Created attachment 74490 [details] domcache.diff Added the weak_ref trick and renamed refCount to timesReturned. I changed timesReturned to a 'guint' since I'm unsure why it should be a size_t.
Comment on attachment 74490 [details] domcache.diff View in context: https://bugs.webkit.org/attachment.cgi?id=74490&action=review Very nice! This was tricky.

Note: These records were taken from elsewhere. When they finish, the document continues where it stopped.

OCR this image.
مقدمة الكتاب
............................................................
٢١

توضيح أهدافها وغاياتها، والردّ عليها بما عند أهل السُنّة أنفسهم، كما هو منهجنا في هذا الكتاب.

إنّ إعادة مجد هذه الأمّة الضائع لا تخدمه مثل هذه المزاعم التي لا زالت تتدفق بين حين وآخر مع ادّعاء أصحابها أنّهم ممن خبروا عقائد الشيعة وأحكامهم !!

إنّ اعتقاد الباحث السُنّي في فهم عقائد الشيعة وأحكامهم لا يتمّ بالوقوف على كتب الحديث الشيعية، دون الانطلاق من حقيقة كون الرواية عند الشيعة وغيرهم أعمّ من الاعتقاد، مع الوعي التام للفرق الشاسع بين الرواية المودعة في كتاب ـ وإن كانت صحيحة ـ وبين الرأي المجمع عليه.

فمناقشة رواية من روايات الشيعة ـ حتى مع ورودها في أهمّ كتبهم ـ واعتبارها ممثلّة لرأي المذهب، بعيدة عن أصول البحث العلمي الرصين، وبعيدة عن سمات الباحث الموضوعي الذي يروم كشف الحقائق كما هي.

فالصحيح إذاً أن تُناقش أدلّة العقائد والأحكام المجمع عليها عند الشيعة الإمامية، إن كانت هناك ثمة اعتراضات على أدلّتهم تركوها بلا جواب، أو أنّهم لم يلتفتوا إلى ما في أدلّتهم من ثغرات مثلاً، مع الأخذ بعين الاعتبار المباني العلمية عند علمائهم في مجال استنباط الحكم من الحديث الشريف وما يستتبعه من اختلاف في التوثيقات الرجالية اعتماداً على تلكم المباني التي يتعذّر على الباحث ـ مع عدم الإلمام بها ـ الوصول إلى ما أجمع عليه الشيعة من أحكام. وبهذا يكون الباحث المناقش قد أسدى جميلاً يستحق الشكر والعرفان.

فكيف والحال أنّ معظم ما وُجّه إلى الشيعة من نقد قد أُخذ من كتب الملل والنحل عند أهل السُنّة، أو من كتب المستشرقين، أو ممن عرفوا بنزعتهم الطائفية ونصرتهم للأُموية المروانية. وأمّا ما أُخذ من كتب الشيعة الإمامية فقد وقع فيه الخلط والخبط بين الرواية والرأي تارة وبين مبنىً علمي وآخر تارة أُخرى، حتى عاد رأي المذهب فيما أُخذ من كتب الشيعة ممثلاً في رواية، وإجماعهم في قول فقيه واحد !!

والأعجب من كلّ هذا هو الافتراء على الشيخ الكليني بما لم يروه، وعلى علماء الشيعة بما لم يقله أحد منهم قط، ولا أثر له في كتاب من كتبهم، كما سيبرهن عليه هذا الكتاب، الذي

Only change I think you should make (other than the two ultra nits below) is to use Frame* instead of void* for all things that deal with frames. > WebCore/bindings/gobject/DOMObjectCache.cpp:103 > + ASSERT(data->timesReturned == 0); I think this has to be ASSERT(!data->timesReturned); to make the style gods happy. > WebKit/gtk/webkit/webkithittestresult.cpp:81 > + WebKitHitTestResultPrivate* priv = WEBKIT_HIT_TEST_RESULT(object)->priv; > + > + g_object_unref(priv->innerNode); > + > + G_OBJECT_CLASS(webkit_hit_test_result_parent_class)->dispose(object); > +} I think this should be two lines to preserve vertical space: g_object_unref(WEBKIT_HIT_TEST_RESULT(object)->priv->innerNode); G_OBJECT_CLASS(webkit_hit_test_result_parent_class)->dispose(object);
Comment on attachment 74490 [details] domcache.diff Landed as r72492 with some minor adjustments.
Closing.